What is it that makes the Bible worth listening to? Why does it have such authority even though its writers claim no such authority themselves? The answer is revelation. The prophets and apostles which penned the Scriptures are witnesses who claim no authority. They did not “appoint themselves publishers of revelation,” to borrow from Swiss theologian Karl Barth. They, like John the Baptist, point away from themselves towards an event. What makes the words of the prophets and apostles revelation is this event, namely, the occurrence of God’s revelation which exists apart from them. This event has happened *to* them and causes them to be. What is this event which has happened?

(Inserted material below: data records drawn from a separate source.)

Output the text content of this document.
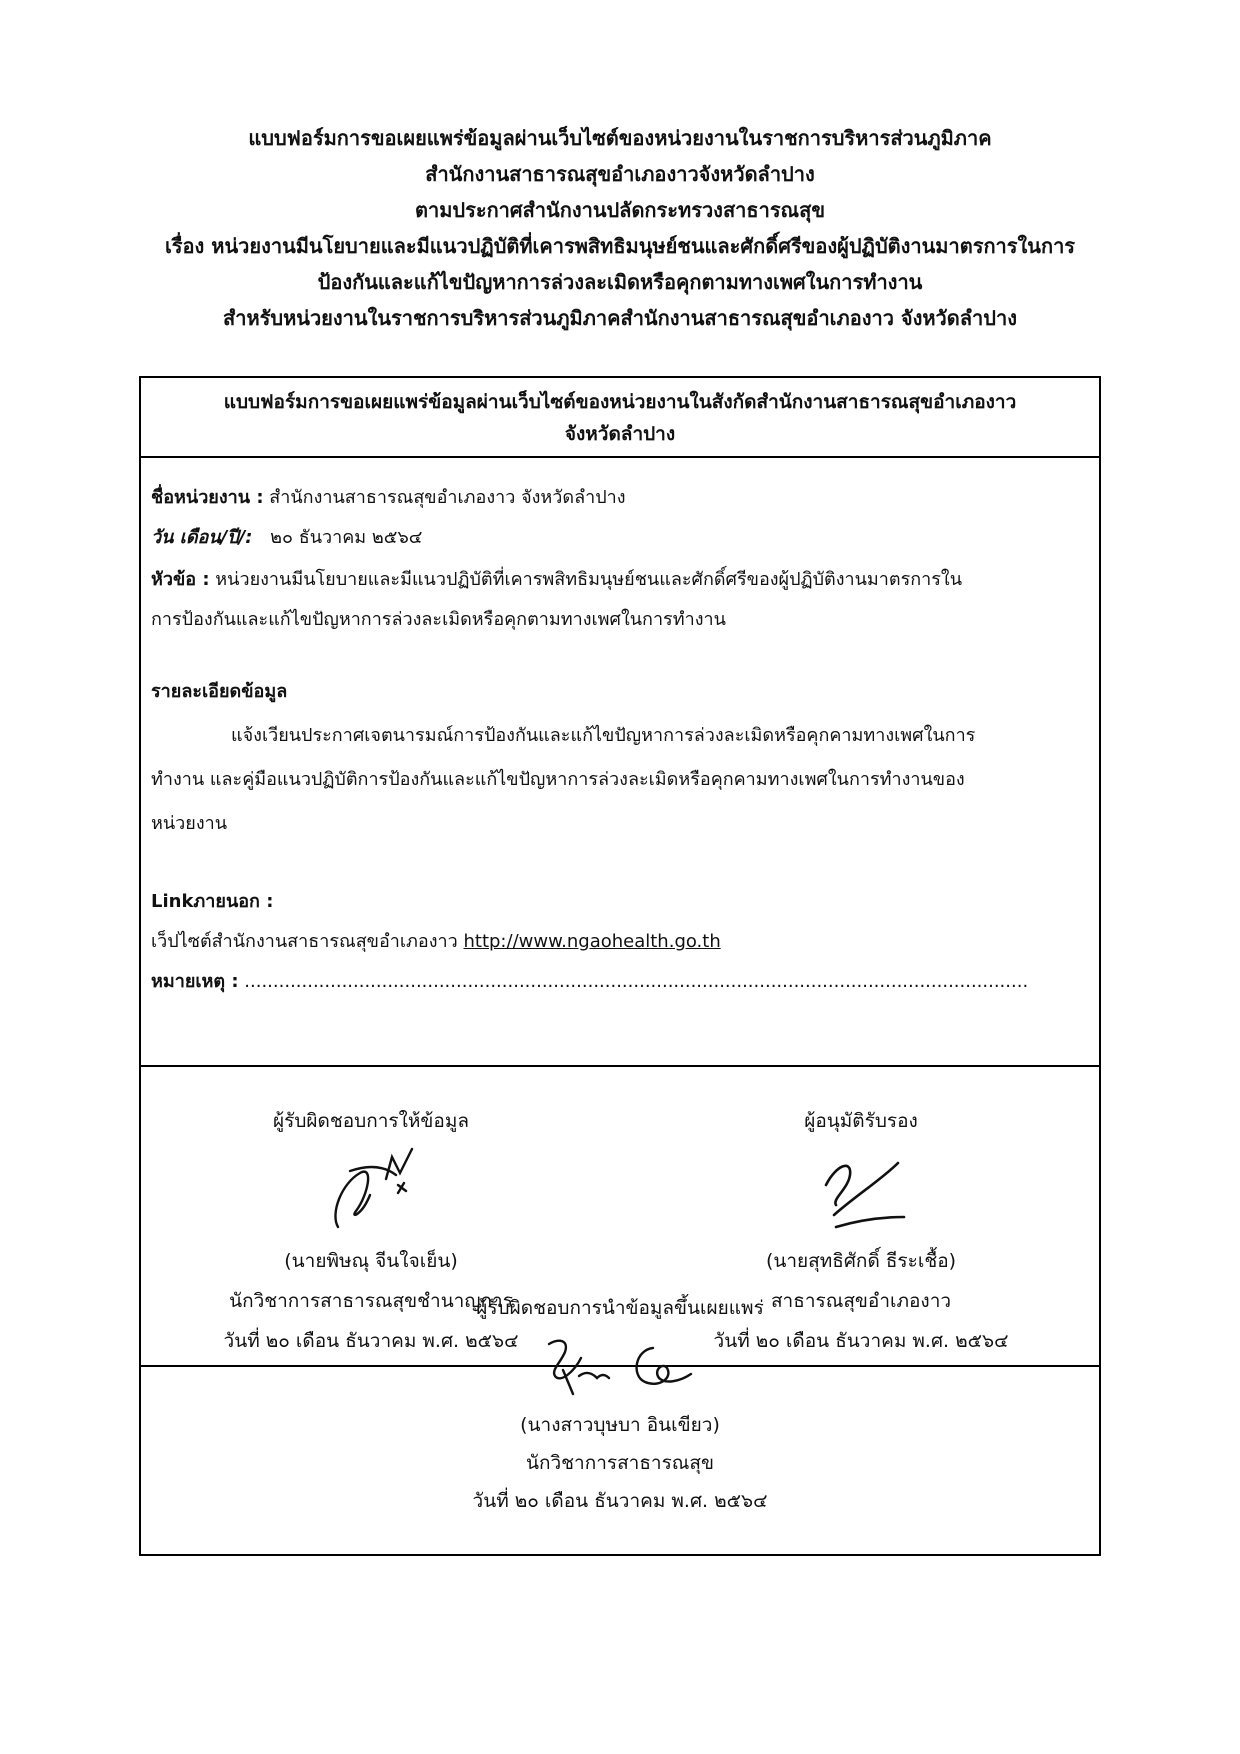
แบบฟอร์มการขอเผยแพร่ข้อมูลผ่านเว็บไซต์ของหน่วยงานในราชการบริหารส่วนภูมิภาค
สำนักงานสาธารณสุขอำเภองาวจังหวัดลำปาง
ตามประกาศสำนักงานปลัดกระทรวงสาธารณสุข
เรื่อง หน่วยงานมีนโยบายและมีแนวปฏิบัติที่เคารพสิทธิมนุษย์ชนและศักดิ์ศรีของผู้ปฏิบัติงานมาตรการในการ
ป้องกันและแก้ไขปัญหาการล่วงละเมิดหรือคุกตามทางเพศในการทำงาน
สำหรับหน่วยงานในราชการบริหารส่วนภูมิภาคสำนักงานสาธารณสุขอำเภองาว จังหวัดลำปาง
แบบฟอร์มการขอเผยแพร่ข้อมูลผ่านเว็บไซต์ของหน่วยงานในสังกัดสำนักงานสาธารณสุขอำเภองาว
จังหวัดลำปาง
ชื่อหน่วยงาน : สำนักงานสาธารณสุขอำเภองาว จังหวัดลำปาง
วัน เดือน/ปี/: ๒๐ ธันวาคม ๒๕๖๔
หัวข้อ : หน่วยงานมีนโยบายและมีแนวปฏิบัติที่เคารพสิทธิมนุษย์ชนและศักดิ์ศรีของผู้ปฏิบัติงานมาตรการใน
การป้องกันและแก้ไขปัญหาการล่วงละเมิดหรือคุกตามทางเพศในการทำงาน
รายละเอียดข้อมูล
แจ้งเวียนประกาศเจตนารมณ์การป้องกันและแก้ไขปัญหาการล่วงละเมิดหรือคุกคามทางเพศในการ
ทำงาน และคู่มือแนวปฏิบัติการป้องกันและแก้ไขปัญหาการล่วงละเมิดหรือคุกคามทางเพศในการทำงานของ
หน่วยงาน
Linkภายนอก :
เว็ปไซต์สำนักงานสาธารณสุขอำเภองาว http://www.ngaohealth.go.th
หมายเหตุ : .........................................................................................................................................
ผู้รับผิดชอบการให้ข้อมูล
(นายพิษณุ จีนใจเย็น)
นักวิชาการสาธารณสุขชำนาญการ
วันที่ ๒๐ เดือน ธันวาคม พ.ศ. ๒๕๖๔
ผู้อนุมัติรับรอง
(นายสุทธิศักดิ์ ธีระเชื้อ)
สาธารณสุขอำเภองาว
วันที่ ๒๐ เดือน ธันวาคม พ.ศ. ๒๕๖๔
ผู้รับผิดชอบการนำข้อมูลขึ้นเผยแพร่
(นางสาวบุษบา อินเขียว)
นักวิชาการสาธารณสุข
วันที่ ๒๐ เดือน ธันวาคม พ.ศ. ๒๕๖๔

“God was with us, with us His enemies, with us who were visited and smitten by His wrath. God was with us in all the reality and fullness with which He does what He does. He was with us as one of us. His Word became flesh of our flesh, blood of our blood. His glory was seen here in the depths of our situation, and the full depths of our situation were disclosed for the first time when illumined then and there by the Lord’s glory, when in His Word He came down to the lowest parts of the earth (Eph. 4:9), in order that there and in that way He might rob death of its power and bring life and immortality to light (2 Tim. 1:10). This happened, and this is what the Old Testament as a word of prophecy and the New Testament as a word of fulfilment both proclaim as having happened, as having happened conclusively, totally, and sufficiently.” (Barth, Church Dogmatics Ch. 1 S4p.115).
Barth continues on to say about these biblical witnesses and the authority which they enjoy:
“This is why, although they seek no authority, even with their fallible human word they can continually claim and enjoy the most unheard of authority. This came upon them, and through them it constantly seeks to come afresh upon the Church and to be cried aloud as absolutely the most urgent thing that any age and any man in any age and any man in any respect can and must hear: This “God with us” has happened. It has happened in human history and as a part of human history. Yet it has not happened as other parts of this history usually happen. It does not need to be continued or completed. It does not point beyond itself or merely strive after a distant goal. It is incapable of any exegesis or of even the slightest addition or subtraction. Its form cannot be changed. It has happened as self-moved being in the stream of becoming. It has happened as completed event, fulfilled time, in the sea of the incomplete and changeable and self-changing.” (116).